Balance boards are a worthwhile addition to a standing desk for most people. They burn more calories than standing alone, keep your lower body engaged, and appear to improve concentration rather than hurt it. The trade-off is a small dip in typing speed, which for many office workers is a reasonable cost for the physical benefits.
How Many Extra Calories You Actually Burn
The calorie difference is real but modest. A study published in the journal Medicine & Science in Sports & Exercise measured energy expenditure across three conditions: sitting, standing, and standing on a balance board while doing desk work. Sitting burned about 1.27 calories per minute, standing burned 1.42, and the balance board bumped that to 1.48. That means the board burns roughly 17% more calories per hour than sitting and about 4% more than standing still.
Over a full workday, those small differences add up. If you spend four hours on a balance board instead of sitting, you’d burn roughly 50 extra calories. That’s not going to replace exercise, but it turns otherwise sedentary hours into something slightly more active. The bigger benefit is that the board keeps your legs, ankles, and core muscles constantly making small adjustments, which prevents the stiffness and pooling that come with standing in one position for too long.
What Happens to Your Focus and Typing
The concern most people have is that wobbling around will make it harder to get work done. The research suggests the opposite for mental tasks. A randomized clinical trial published in the Journal of the American Heart Association tested concentration, reasoning, and memory across sitting, standing, walking, and stepping workstations. Concentration scores actually improved at every active station compared to sitting. Standing scored 46.1 points on the concentration task versus 31.3 while seated, a statistically significant jump.

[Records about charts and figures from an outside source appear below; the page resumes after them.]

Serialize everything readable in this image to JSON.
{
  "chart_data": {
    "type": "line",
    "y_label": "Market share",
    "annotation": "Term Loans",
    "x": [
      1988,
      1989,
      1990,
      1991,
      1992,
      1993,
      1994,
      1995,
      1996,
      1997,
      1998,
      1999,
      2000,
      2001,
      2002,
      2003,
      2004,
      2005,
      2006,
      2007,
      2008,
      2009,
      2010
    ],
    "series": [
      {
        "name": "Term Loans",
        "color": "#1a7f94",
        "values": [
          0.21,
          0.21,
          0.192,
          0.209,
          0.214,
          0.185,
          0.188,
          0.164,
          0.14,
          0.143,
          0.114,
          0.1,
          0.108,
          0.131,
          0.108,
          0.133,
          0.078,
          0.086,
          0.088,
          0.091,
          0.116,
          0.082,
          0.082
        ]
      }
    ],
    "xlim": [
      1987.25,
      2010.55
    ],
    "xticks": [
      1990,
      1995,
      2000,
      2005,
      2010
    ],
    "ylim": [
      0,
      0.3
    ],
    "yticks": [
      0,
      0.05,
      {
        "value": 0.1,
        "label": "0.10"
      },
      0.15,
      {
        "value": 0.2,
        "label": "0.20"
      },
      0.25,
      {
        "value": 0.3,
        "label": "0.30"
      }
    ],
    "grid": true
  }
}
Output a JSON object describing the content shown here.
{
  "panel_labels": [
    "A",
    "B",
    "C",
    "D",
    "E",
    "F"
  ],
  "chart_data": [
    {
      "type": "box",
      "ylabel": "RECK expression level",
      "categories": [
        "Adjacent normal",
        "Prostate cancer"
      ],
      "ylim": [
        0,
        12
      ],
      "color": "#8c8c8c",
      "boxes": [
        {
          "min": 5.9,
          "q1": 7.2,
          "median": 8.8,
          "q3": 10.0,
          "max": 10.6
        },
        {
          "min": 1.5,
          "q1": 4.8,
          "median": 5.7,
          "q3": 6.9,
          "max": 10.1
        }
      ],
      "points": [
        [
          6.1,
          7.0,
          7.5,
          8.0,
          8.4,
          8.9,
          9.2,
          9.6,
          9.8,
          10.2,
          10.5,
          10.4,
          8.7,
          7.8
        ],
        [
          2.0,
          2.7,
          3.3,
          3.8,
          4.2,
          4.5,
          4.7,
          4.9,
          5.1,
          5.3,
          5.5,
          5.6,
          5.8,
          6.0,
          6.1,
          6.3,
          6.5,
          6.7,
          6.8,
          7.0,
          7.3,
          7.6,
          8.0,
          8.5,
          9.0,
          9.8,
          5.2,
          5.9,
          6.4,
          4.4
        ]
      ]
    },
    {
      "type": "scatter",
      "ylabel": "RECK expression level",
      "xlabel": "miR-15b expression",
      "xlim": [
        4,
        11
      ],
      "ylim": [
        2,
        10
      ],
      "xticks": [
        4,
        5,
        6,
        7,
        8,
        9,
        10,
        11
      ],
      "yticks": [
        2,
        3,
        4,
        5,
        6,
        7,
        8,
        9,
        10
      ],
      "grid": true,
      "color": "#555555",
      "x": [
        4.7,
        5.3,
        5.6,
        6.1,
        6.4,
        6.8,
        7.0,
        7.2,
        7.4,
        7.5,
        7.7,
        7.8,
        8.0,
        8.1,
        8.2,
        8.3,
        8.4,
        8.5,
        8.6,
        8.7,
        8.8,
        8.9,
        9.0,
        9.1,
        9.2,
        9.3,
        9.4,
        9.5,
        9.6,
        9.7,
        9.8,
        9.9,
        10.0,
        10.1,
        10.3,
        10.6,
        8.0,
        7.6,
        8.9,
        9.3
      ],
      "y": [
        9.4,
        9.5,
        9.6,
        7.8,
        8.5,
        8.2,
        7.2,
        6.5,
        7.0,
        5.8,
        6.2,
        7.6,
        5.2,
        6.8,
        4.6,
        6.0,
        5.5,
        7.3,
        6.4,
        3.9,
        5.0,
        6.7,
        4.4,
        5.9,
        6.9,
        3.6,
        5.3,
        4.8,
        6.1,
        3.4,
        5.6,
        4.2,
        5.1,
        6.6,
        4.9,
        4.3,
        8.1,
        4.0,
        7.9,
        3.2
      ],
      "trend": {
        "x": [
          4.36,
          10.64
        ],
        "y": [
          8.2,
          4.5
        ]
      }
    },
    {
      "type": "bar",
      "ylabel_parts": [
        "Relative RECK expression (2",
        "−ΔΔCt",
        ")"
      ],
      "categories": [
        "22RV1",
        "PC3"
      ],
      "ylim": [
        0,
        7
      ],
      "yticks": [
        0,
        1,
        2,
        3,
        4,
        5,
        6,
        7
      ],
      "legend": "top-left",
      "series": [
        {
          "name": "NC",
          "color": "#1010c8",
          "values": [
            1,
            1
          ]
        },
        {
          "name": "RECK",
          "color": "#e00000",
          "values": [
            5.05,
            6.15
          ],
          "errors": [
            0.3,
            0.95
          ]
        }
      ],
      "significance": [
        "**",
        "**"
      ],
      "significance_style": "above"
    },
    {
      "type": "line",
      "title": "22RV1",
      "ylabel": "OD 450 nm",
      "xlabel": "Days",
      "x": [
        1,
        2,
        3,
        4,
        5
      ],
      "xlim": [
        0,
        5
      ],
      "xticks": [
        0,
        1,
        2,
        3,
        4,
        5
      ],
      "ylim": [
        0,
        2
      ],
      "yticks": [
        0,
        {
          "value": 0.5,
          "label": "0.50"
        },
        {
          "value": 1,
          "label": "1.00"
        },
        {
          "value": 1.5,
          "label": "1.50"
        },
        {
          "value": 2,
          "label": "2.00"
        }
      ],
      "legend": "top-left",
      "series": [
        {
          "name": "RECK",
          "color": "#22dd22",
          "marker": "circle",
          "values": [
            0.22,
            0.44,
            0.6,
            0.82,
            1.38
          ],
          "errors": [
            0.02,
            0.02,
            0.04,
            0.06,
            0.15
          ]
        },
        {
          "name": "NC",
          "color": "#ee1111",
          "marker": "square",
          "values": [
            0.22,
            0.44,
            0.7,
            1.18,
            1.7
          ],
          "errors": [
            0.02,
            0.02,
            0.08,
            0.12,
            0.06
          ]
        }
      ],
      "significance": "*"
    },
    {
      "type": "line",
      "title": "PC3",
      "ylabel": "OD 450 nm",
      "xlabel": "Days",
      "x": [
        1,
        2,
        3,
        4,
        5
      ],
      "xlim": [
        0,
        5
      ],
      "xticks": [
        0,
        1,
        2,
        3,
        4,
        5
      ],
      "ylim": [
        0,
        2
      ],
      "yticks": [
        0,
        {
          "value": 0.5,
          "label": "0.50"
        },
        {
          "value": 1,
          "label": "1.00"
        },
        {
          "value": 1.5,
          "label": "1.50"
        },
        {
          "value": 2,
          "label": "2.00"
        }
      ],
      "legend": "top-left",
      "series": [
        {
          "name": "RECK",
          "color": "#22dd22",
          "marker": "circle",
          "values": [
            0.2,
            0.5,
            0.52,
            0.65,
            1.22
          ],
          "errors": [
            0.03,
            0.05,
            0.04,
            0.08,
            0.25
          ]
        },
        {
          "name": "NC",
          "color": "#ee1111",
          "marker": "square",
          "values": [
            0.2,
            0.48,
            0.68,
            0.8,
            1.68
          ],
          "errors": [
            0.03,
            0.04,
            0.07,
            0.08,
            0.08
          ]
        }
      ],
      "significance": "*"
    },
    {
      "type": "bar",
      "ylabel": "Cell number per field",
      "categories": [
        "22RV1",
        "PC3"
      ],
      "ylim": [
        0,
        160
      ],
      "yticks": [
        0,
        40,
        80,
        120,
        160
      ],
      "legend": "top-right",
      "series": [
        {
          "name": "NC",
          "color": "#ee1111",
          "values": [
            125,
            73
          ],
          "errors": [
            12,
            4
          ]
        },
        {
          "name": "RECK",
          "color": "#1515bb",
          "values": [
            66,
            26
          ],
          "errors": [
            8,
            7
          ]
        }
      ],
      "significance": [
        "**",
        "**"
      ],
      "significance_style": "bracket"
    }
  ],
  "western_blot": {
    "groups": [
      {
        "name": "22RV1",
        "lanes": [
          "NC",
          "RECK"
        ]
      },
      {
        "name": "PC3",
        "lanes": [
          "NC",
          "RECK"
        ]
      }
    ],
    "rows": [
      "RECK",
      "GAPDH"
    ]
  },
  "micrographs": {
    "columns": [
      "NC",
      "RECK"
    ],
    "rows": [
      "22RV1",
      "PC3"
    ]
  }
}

Typing speed does take a hit. Participants averaged 44.6 words per minute while sitting and 42.5 while standing at an active workstation. That’s about a 5% drop. Typing accuracy, though, stayed the same across all conditions. So you type a little slower but don’t make more mistakes. For most desk jobs that involve a mix of typing, reading, thinking, and meetings, a couple fewer words per minute is barely noticeable.
Choosing the Right Type of Board
Not all balance boards work the same way, and the wrong choice for an office setting can be frustrating or even unsafe.
- Rocker boards pivot on a single axis, tilting side to side or front to back. They’re the most stable and predictable option, making them ideal if you’ve never used a balance board before. The limited range of motion means less distraction during focused work.
- Wobble boards move in all 360 degrees and are the most popular choice for standing desks. They provide enough challenge to keep your muscles engaged without demanding so much attention that you can’t concentrate on a screen.
- Spring boards use a spring mechanism for dynamic, multi-directional resistance. They offer more movement and are better suited for people who already have good balance and want a more active experience.
- Roller boards sit on a separate cylindrical roller and simulate a surfing or skating motion. They require more skill and attention, which makes them a poor fit for desk work where your focus needs to stay on the screen.
For most office workers, a wobble board or a rocker board is the right starting point. Roller boards demand too much active balancing to pair well with typing or reading.
Floor Surface Matters
Where you place the board changes how it behaves. Thick carpet slows the board’s movement and provides a softer landing if you step off awkwardly, which makes it the best surface for beginners. Hardwood, vinyl, and concrete create faster, less forgiving movement. If you’re using a board on a hard floor, place a mat underneath to slow the roll slightly and protect both the floor and the board. The mat also reduces the risk of the board sliding out from under you.
Give yourself enough open space around the board so you can step off safely. Push your office chair back far enough that it won’t catch your legs if you lose balance.
Safety Considerations
Balance boards are intentionally unstable, which is the whole point, but that instability raises the risk of falls. According to Mayo Clinic Press, this risk is especially relevant for anyone who already has balance issues, dizziness, or vertigo. Healthy people generally adapt within a few sessions, but the first few days can feel wobbly and tiring.
Start with short sessions of 15 to 20 minutes and build up as your ankle and core muscles adapt. Alternating between the board, standing on flat ground, and sitting gives your body recovery time and prevents the foot and leg fatigue that discourages people from sticking with it. Most standing desk ergonomics experts recommend not standing (board or no board) for more than 30 to 45 minutes at a stretch before switching positions.
Who Benefits Most
If you already have a standing desk but find yourself shifting uncomfortably from foot to foot, a balance board channels that restlessness into productive micro-movements. It’s also useful if you’ve noticed that long standing sessions leave your lower back sore. The constant small adjustments prevent the locked-knee, swayback posture that causes pain during static standing.
If your work involves long stretches of precise fine motor tasks, like detailed graphic design or data entry where speed matters, the slight typing slowdown might be more noticeable. In that case, keeping the board for meetings, reading, or lighter work and switching to flat standing or sitting for intensive typing is a practical compromise.